Concretions make any walk across this Central Asian wilderness a haunted, otherworldly experience.
The spheres appear unexpectedly, as if dropped from the sky. They perch on hilltops. They lurk in ravines. They lie scattered across the steppe like colossal billiard balls. They resemble cannonballs, or minimalist New York public art, or prehistoric eggs. Sometimes the stones appear in ragged lines, like necklaces of massive beads, snaking for miles across the plains.
How these marvels of natural geometry form remains a mystery.
According to the folklore of the pastoral Aday, the dominant ethnic group in Mangystau, the spheres represent the bodies of attacking invaders frozen into place by a powerful Aday holy man.
Most scientists believe the balls develop over millennia as minerals in liquid solution cement themselves together around a nucleus of debris—a pebble, a fossil—much in the manner of an oyster coating a particle of grit to form a pearl. (This part of Kazakhstan once was an ancient seabed.)
But Gennadiy Tarasenko disagrees.
Gennadiy Tarasenko says underground lightning strikes created the rock nodules strewn about the steppes.
Paul Salopek
Tarasenko, a gangly geologist from the regional capital of Aktau, thinks Mangystau’s trademark concretions are the result of electricity in the Earth’s crust. According to his theory, underground lightning strikes many miles long—sparked by volcanism and plate shifts—create “plasma fireballs” that then accrete minerals.
“These balls roll between layers of rock,” Tarasenko says. “They are like millstones grinding the rocks to flour.”

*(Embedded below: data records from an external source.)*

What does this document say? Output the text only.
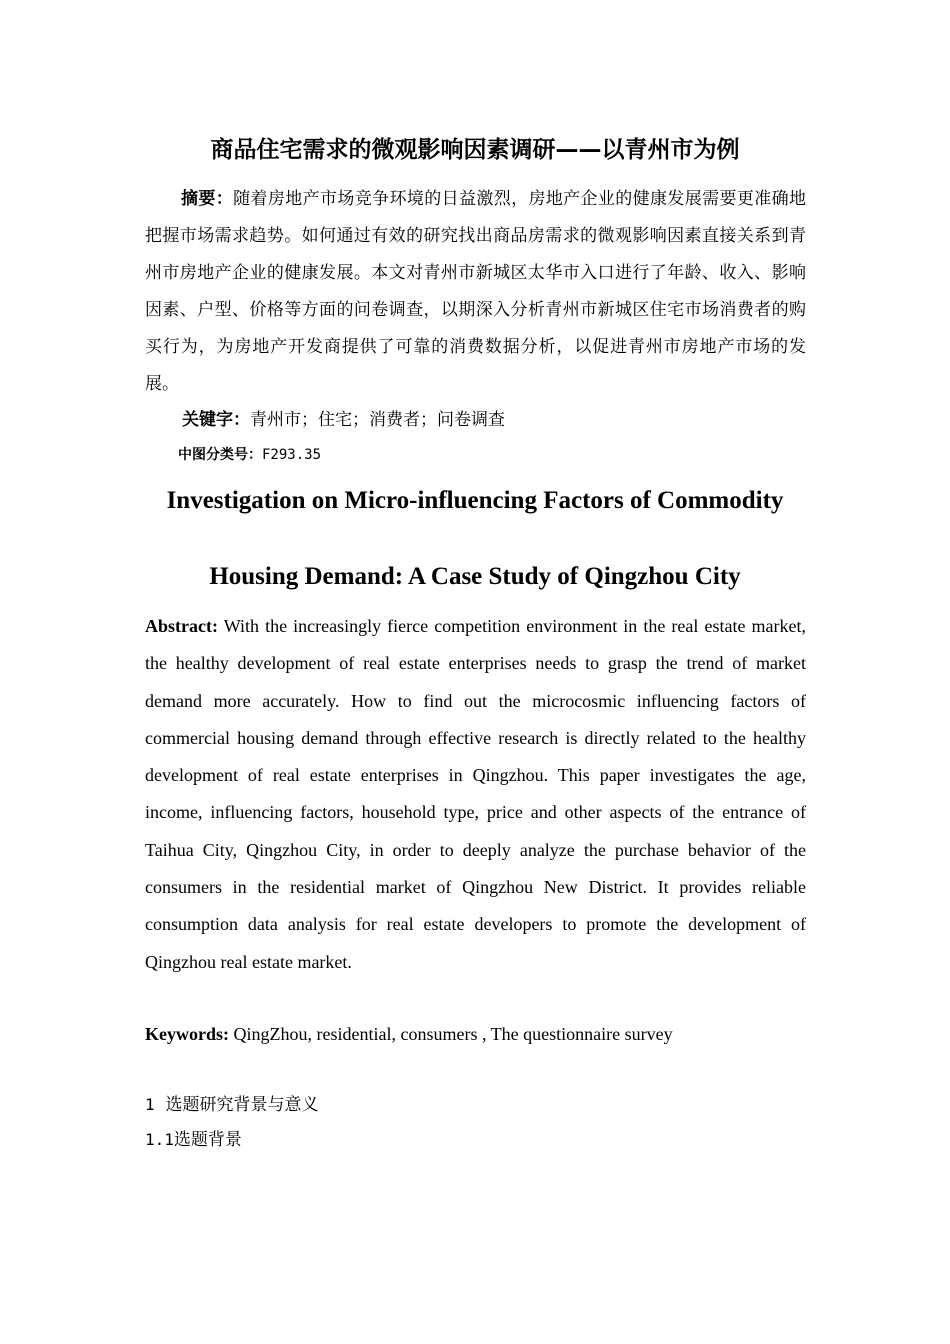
商品住宅需求的微观影响因素调研——以青州市为例

摘要：随着房地产市场竞争环境的日益激烈，房地产企业的健康发展需要更准确地把握市场需求趋势。如何通过有效的研究找出商品房需求的微观影响因素直接关系到青州市房地产企业的健康发展。本文对青州市新城区太华市入口进行了年龄、收入、影响因素、户型、价格等方面的问卷调查，以期深入分析青州市新城区住宅市场消费者的购买行为，为房地产开发商提供了可靠的消费数据分析，以促进青州市房地产市场的发展。

关键字：青州市；住宅；消费者；问卷调查
中图分类号：F293.35
Investigation on Micro-influencing Factors of Commodity
Housing Demand: A Case Study of Qingzhou City

Abstract: With the increasingly fierce competition environment in the real estate market, the healthy development of real estate enterprises needs to grasp the trend of market demand more accurately. How to find out the microcosmic influencing factors of commercial housing demand through effective research is directly related to the healthy development of real estate enterprises in Qingzhou. This paper investigates the age, income, influencing factors, household type, price and other aspects of the entrance of Taihua City, Qingzhou City, in order to deeply analyze the purchase behavior of the consumers in the residential market of Qingzhou New District. It provides reliable consumption data analysis for real estate developers to promote the development of Qingzhou real estate market.

Keywords: QingZhou, residential, consumers , The questionnaire survey
1 选题研究背景与意义
1.1选题背景
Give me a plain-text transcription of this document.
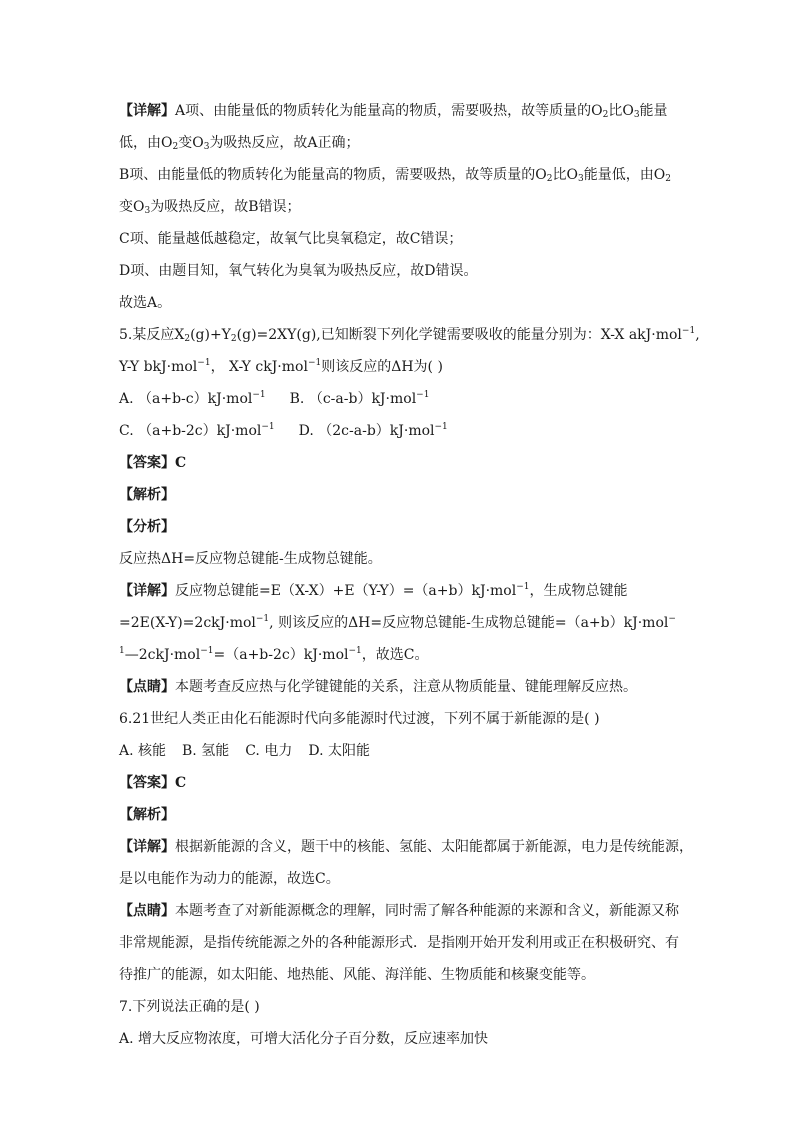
【详解】A项、由能量低的物质转化为能量高的物质，需要吸热，故等质量的$O_2$比$O_3$能量
低，由$O_2$变$O_3$为吸热反应，故A正确；
B项、由能量低的物质转化为能量高的物质，需要吸热，故等质量的$O_2$比$O_3$能量低，由$O_2$
变$O_3$为吸热反应，故B错误；
C项、能量越低越稳定，故氧气比臭氧稳定，故C错误；
D项、由题目知，氧气转化为臭氧为吸热反应，故D错误。
故选A。
5.某反应$X_2(g)+Y_2(g)=2XY(g)$,已知断裂下列化学键需要吸收的能量分别为：X-X akJ·mol$^{-1}$,
Y-Y bkJ·mol$^{-1}$， X-Y ckJ·mol$^{-1}$则该反应的ΔH为( )
A. （a+b-c）kJ·mol$^{-1}$ B. （c-a-b）kJ·mol$^{-1}$
C. （a+b-2c）kJ·mol$^{-1}$ D. （2c-a-b）kJ·mol$^{-1}$
【答案】C
【解析】
【分析】
反应热ΔH=反应物总键能-生成物总键能。
【详解】反应物总键能=E（X-X）+E（Y-Y）=（a+b）kJ·mol$^{-1}$，生成物总键能
=2E(X-Y)=2ckJ·mol$^{-1}$, 则该反应的ΔH=反应物总键能-生成物总键能=（a+b）kJ·mol−
$^1$—2ckJ·mol$^{-1}$=（a+b-2c）kJ·mol$^{-1}$，故选C。
【点睛】本题考查反应热与化学键键能的关系，注意从物质能量、键能理解反应热。
6.21世纪人类正由化石能源时代向多能源时代过渡，下列不属于新能源的是( )
A. 核能 B. 氢能 C. 电力 D. 太阳能
【答案】C
【解析】
【详解】根据新能源的含义，题干中的核能、氢能、太阳能都属于新能源，电力是传统能源，
是以电能作为动力的能源，故选C。
【点睛】本题考查了对新能源概念的理解，同时需了解各种能源的来源和含义，新能源又称
非常规能源，是指传统能源之外的各种能源形式．是指刚开始开发利用或正在积极研究、有
待推广的能源，如太阳能、地热能、风能、海洋能、生物质能和核聚变能等。
7.下列说法正确的是( )
A. 增大反应物浓度，可增大活化分子百分数，反应速率加快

Tarasenko’s hypothesis is complicated and infinitely less boring than the conventional explanation. He also believes the Earth is hollow. In his makeshift lab in Aktau, a gardeners’ shed on the grounds of a local university, he uses salvaged parts from a disassembled Soviet nuclear power plant to test his ideas. Connecting raw copper wires to an aging dynamo—“The whole Earth is a dynamo!”—he fired up his equipment one recent afternoon and made a tiny blue lightning bolt sizzle between steel plates. He warned the university’s maintenance man before throwing the switch in case the demonstration caused a blackout.
Out on the steppes of Mangystau the concretions loom like alien monoliths.
Some are halved like oranges. Others glom together into cartoon heads, into mammoth sexual organs, into fantasy menageries. They are objects of waiting.
I stride among them on my walk to Uzbekistan. I camp in their pale blue spheroid shade. Sometimes, I pause to listen for subterranean rumbling—Tarasenko’s planetary ball bearings on the move—but all I hear is the wind.